Pratt & Whitney's North Berwick, Me., plant tackles the challenge of developing a new generation of skilled manufacturing employees.
Among the most effective tools Pratt & Whitney's North Berwick, Me., plant uses to attract young people to manufacturing is plant events that show them the high-tech machining used in producing jet engine parts.
“If you don’t build it, you’re not going to have it.”
Patrick Regan, product director at Pratt &Whitney’s North Berwick, Maine plant, isn’t talking about a specialized tool or an exotic component for one of the jet engines that Pratt produces. He’s referencing a necessity for every U.S. manufacturer – developing a robust workforce with the skills necessary to manufacture products in the 21st Century.
The need is particularly pressing at the North Berwick plant, a 2015 IndustryWeek Best Plants winner. The plant, which started up in 1979, is facing the prospect not only of baby boomer employees retiring but also the demands of a huge modernization and expansion project aimed at increased production of components and modules for new commercial and military jet engines. In 2015, the plant hired 186 employees, bringing its total workforce to more than 1,400. The local workforce, Regan explains, simply won’t provide the numbers of skilled employees needed without a concerted effort by the plant to attract and train new manufacturing workers.

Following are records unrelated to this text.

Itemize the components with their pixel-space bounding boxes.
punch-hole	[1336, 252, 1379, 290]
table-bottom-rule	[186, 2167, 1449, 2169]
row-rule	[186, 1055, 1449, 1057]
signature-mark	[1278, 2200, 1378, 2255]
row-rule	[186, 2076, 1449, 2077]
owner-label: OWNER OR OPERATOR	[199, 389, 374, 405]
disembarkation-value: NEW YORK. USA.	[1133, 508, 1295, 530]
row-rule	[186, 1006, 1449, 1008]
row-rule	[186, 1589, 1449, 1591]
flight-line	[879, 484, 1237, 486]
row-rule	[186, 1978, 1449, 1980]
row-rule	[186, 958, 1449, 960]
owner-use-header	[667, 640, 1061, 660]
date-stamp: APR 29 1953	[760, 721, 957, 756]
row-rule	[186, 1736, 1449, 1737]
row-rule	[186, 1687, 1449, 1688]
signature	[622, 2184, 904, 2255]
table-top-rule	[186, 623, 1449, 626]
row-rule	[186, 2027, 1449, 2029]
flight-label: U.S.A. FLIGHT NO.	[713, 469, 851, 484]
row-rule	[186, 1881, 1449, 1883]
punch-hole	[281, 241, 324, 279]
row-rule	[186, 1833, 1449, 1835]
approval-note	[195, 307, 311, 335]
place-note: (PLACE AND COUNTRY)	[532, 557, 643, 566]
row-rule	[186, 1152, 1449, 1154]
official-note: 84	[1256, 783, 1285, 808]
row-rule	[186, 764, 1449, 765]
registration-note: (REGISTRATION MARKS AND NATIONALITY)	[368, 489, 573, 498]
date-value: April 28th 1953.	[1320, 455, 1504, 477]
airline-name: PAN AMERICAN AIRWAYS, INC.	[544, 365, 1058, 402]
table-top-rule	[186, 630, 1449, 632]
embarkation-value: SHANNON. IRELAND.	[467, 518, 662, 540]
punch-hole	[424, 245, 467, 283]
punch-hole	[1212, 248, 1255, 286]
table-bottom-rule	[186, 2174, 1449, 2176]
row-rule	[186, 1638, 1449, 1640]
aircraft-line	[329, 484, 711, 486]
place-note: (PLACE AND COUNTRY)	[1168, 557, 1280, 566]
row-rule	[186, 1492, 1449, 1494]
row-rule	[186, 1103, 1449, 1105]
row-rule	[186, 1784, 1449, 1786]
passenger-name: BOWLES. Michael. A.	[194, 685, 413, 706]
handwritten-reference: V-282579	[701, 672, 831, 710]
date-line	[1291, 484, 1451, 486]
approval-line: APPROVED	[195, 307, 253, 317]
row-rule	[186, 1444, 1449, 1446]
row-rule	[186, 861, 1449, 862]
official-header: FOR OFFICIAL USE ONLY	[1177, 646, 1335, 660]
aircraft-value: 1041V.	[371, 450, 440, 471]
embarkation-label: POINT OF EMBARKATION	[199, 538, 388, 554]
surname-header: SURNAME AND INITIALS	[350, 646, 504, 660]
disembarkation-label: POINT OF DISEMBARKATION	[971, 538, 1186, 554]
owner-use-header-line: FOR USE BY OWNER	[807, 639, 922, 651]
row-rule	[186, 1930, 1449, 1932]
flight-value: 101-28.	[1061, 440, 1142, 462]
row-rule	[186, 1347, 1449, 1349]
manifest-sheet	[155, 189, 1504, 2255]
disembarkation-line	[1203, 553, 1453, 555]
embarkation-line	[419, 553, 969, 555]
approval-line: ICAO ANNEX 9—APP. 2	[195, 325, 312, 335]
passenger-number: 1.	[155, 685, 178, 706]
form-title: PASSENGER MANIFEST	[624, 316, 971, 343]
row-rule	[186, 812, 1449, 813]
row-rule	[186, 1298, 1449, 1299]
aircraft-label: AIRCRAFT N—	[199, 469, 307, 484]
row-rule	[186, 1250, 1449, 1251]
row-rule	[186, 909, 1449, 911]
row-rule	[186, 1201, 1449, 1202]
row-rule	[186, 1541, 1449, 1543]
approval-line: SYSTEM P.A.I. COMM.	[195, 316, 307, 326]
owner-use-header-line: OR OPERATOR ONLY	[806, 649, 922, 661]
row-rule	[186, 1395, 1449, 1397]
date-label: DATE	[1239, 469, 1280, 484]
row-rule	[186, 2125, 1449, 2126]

“We’re in a huge investment cycle right now,” says Michael Papp, the general manager. “Spending the money wisely is important.” The plant is expected to spend a total of $150 million on physical plant improvements and new processes and equipment that will make the plant more productive and position it for the future. But that won’t happen just by putting in new machinery, he emphasizes.
“Pat and his guys are out there making sure we get the equipment in. That’s important but you can put equipment anywhere in the world,” Papp says. “The difficulty is getting the people in with the skill set that makes you really competitive.”
Papp and his team are tackling that challenge in a variety of ways. For the long term, they are using community outreach to fight negative stereotypes about manufacturing and show the opportunities that it provides. Those efforts range from visiting high schools to inviting Eagle Scouts in for tours and hosting the local United Way banquet.
“We invited about 20 counselors from grade schools in the area,” notes Deb Chipperfield, the human resources manager. “We brought them in, did a presentation and then took them out into the plant to show that this is high-tech machining in a clean, modern facility with a skilled and collaborative workforce. This is not a stereotypical factory environment from 30 years ago. This is a great place to work and learn and grow. They can transfer that message when they are talking to the youth about careers and manufacturing..”
In April 2013, North Berwick created an apprenticeship program to fuel the skilled worker pipeline. Apprentices go through rotation assignments in various areas of the plant such as machining, coatings and assembly. They also go to school during this time. When the first class graduates in March 2017, they will be certified in the machine trades by the state of Maine and will have an associate degree from York County Community College.
In a time of rising student debt, one of the attractions for young people is that they can work at North Berwick while getting their degree. A student can work on afternoon or night shifts, or on weekends, and the company will pay for their education, Papp notes.
Plant officials underscored the importance of building relationships with local colleges.
“Five years ago, York County Community College did not have any machining programs,” says Papp. Plant officials worked with the school to set up a curriculum and donated surplus machinery and $90,000 to the new program. Today, the school has added a building for its manufacturing programs, purchased equipment and offers both 1-year certificate and 2-year associate degree programs in precision machining. For graduates of the program, Papp notes, “In essence, you are writing your ticket to a pretty good career.”
Filling the plant’s manpower needs involves extra effort for a leadership team already overseeing a physical plant transformation. In 2014, for example, the plant held an onsite job fair.
“We thought we would try a little job fair,” recalls Chipperfield. “We had over 600 people come in.” Applicants were lined up onto the street for the event, which made for a very long day but which plant officials agree was very successful.
More recently, the plant has been holding large interview events, dubbed "superdays," on Saturdays on a quarterly basis. The plant brings in 40 people and divides them up with four teams of an HR manager and a supervisor for interviews. Papp said doing this on a weekend eliminates employee conflicts with busy schedules and also helps candidates who might have trouble coming in during the workweek.
Pratt is also partnering with YCCC on an onboarding program. Before they step on the production floor, new employees go through a six-week program, conducted by college instructors and Pratt subject matter experts, that trains them on basic shop math, reading blueprints, machining, safety, quality and other aspects of their new job. Training doesn’t stop there. The plant has over 300 certified trainers in its workforce who provide continuing on-the-job training to employees.
All of this training helps to reinforce a work culture that strives for perfection in the products it makes.
“We spend a lot of time putting visibility on the importance of our product,” says Leo Dionne, the plant’s transition manager. “We are making jet engine components. There is no space for errors with these parts.”